2.400 Konsumen LRT City Belum Terima Unit, Ferry Firmawan Dorong Negara Hadir
- istimewa.
Jateng – Persoalan ribuan konsumen apartemen LRT City yang hingga kini belum menerima unit yang dijanjikan kembali menjadi perhatian publik. Sebanyak 2.400 konsumen disebut masih menunggu kepastian penyelesaian setelah bertahun-tahun sejak proses Perjanjian Pengikatan Jual Beli (PPJB).
Wakil Ketua Komisi 2 Komunikasi dan Edukasi BPKN RI, Ir. Ferry Firmawan, Ph.D, dalam kesempatan berbeda turut menyoroti pentingnya kehadiran negara dalam memastikan perlindungan terhadap konsumen di sektor properti.
Menurut Ferry, persoalan konsumen LRT City harus dilihat bukan semata-mata sebagai persoalan hubungan bisnis antara konsumen dan pengembang, tetapi juga sebagai persoalan perlindungan konsumen yang membutuhkan perhatian serius dari negara.
Ia menilai konsumen yang telah memenuhi kewajibannya tidak boleh dibiarkan berada dalam ketidakpastian tanpa adanya kejelasan mengenai nasib hak mereka. Pemerintah dan lembaga terkait perlu memastikan adanya langkah penyelesaian yang terukur, transparan, serta berpihak pada kepastian hukum dan perlindungan konsumen.
"Negara harus hadir ketika konsumen berada dalam posisi yang lemah dan menghadapi persoalan yang tidak mampu mereka selesaikan sendiri. Perlindungan konsumen tidak boleh berhenti pada aspek normatif, tetapi harus diwujudkan melalui langkah konkret dan penyelesaian yang memberikan kepastian bagi masyarakat," ujarnya.
Ferry juga memandang penting adanya koordinasi lintas lembaga dalam menangani persoalan tersebut. Kementerian terkait, lembaga pengawasan, BPKN, hingga aparat penegak hukum perlu menjalankan fungsi masing-masing secara proporsional sesuai kewenangan, sehingga persoalan dapat ditangani secara menyeluruh dan tidak berhenti pada pemanggilan atau pertemuan semata.

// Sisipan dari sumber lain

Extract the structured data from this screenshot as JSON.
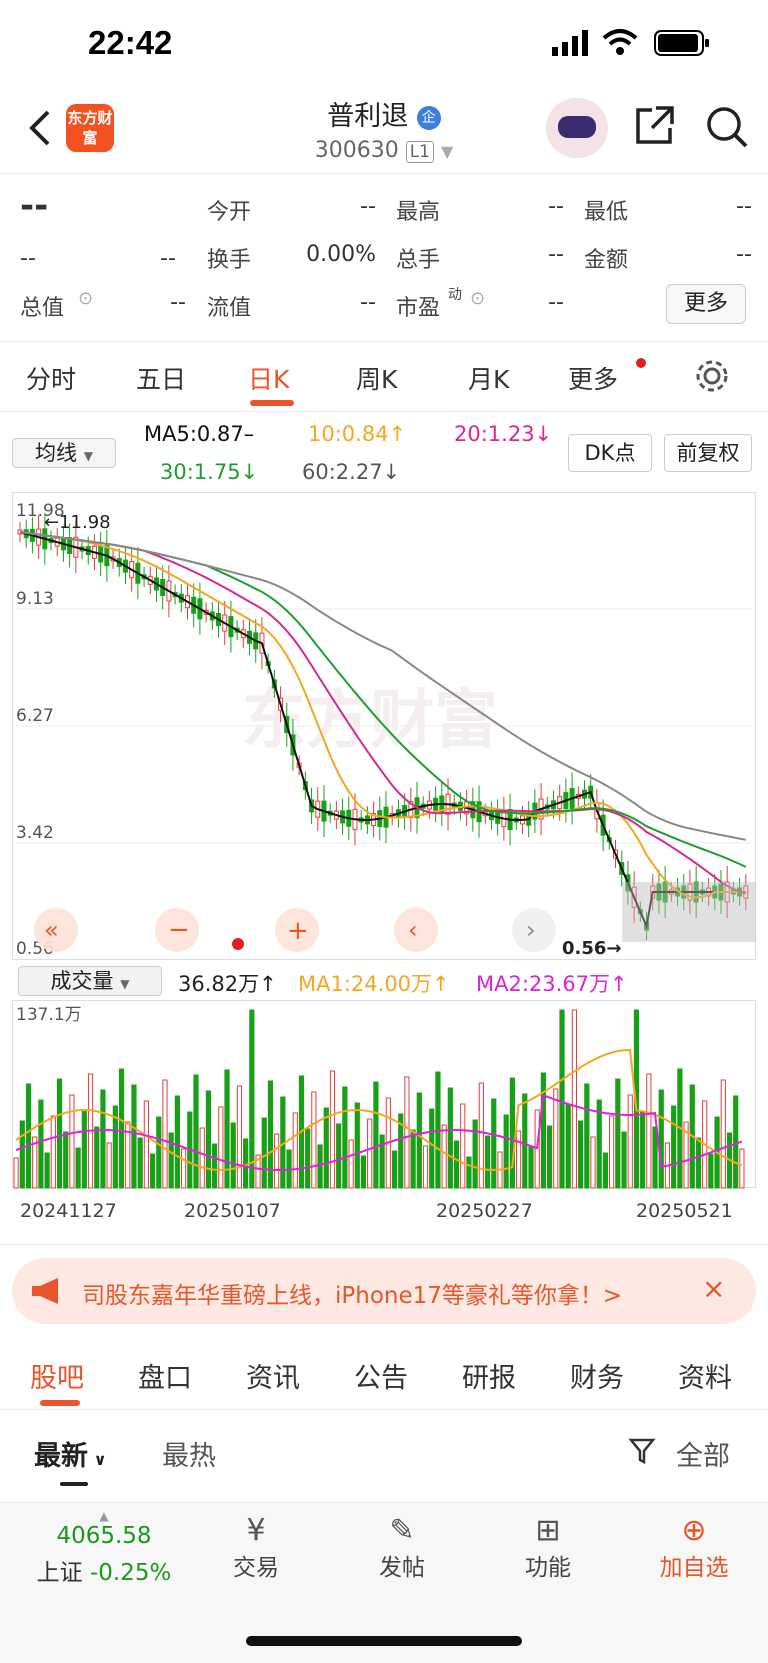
{
  "status": {
    "time": "22:42"
  },
  "header": {
    "logo": "东方财富",
    "title": "普利退",
    "code": "300630",
    "level": "L1",
    "badge": "企"
  },
  "quote": {
    "price": "--",
    "change": "--",
    "change_pct": "--",
    "rows": [
      [
        {
          "l": "今开",
          "v": "--"
        },
        {
          "l": "最高",
          "v": "--"
        },
        {
          "l": "最低",
          "v": "--"
        }
      ],
      [
        {
          "l": "换手",
          "v": "0.00%"
        },
        {
          "l": "总手",
          "v": "--"
        },
        {
          "l": "金额",
          "v": "--"
        }
      ],
      [
        {
          "l": "流值",
          "v": "--"
        },
        {
          "l": "市盈",
          "v": "--"
        }
      ]
    ],
    "zongzhi_label": "总值",
    "zongzhi_value": "--",
    "shiying_sup": "动",
    "more": "更多"
  },
  "tabs": [
    "分时",
    "五日",
    "日K",
    "周K",
    "月K",
    "更多"
  ],
  "ma": {
    "selector": "均线",
    "ma5": "MA5:0.87–",
    "ma10": "10:0.84↑",
    "ma20": "20:1.23↓",
    "ma30": "30:1.75↓",
    "ma60": "60:2.27↓",
    "dk": "DK点",
    "fq": "前复权"
  },
  "colors": {
    "up": "#e83b3b",
    "down": "#19a019",
    "ma5": "#111111",
    "ma10": "#f5a623",
    "ma20": "#d9288a",
    "ma30": "#1f9e2e",
    "ma60": "#888888",
    "accent": "#e8552a"
  },
  "kchart": {
    "y_labels": [
      "11.98",
      "9.13",
      "6.27",
      "3.42",
      "0.56"
    ],
    "max_label": "←11.98",
    "min_label": "0.56→",
    "watermark": "东方财富"
  },
  "volume": {
    "selector": "成交量",
    "vol": "36.82万↑",
    "ma1": "MA1:24.00万↑",
    "ma2": "MA2:23.67万↑",
    "max": "137.1万",
    "dates": [
      "20241127",
      "20250107",
      "20250227",
      "20250521"
    ]
  },
  "banner": {
    "text": "司股东嘉年华重磅上线，iPhone17等豪礼等你拿！>"
  },
  "subtabs": [
    "股吧",
    "盘口",
    "资讯",
    "公告",
    "研报",
    "财务",
    "资料"
  ],
  "filter": {
    "newest": "最新",
    "hottest": "最热",
    "all": "全部"
  },
  "bottom": {
    "index_value": "4065.58",
    "index_name": "上证",
    "index_change": "-0.25%",
    "items": [
      "交易",
      "发帖",
      "功能",
      "加自选"
    ]
  }
}
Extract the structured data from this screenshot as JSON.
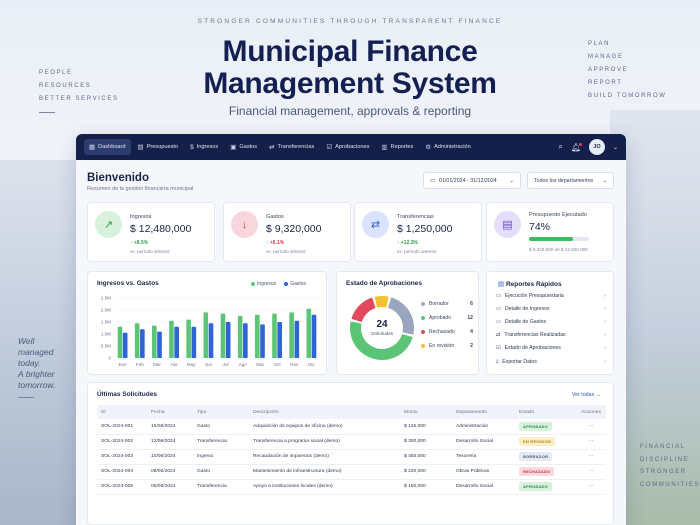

"Yang paling penting adalah memastikan konsumen mendapatkan kepastian. Apakah penyelesaian dilakukan melalui keberlanjutan pembangunan dan serah terima unit, atau melalui mekanisme penyelesaian lain yang sah dan memberikan perlindungan terhadap konsumen. Semua harus memiliki kejelasan dan dasar hukum yang kuat," ujarnya.
Persoalan LRT City juga menjadi pengingat bahwa pengawasan terhadap sektor properti perlu dilakukan secara komprehensif, mulai dari tahap pra-transaksi, proses transaksi, hingga pascatransaksi. Pengawasan tidak cukup hanya memastikan aspek administratif dan periztetapi juga harus memperhatikan kemampuan pengembang dalam memenuhi komitmen kepada konsumen.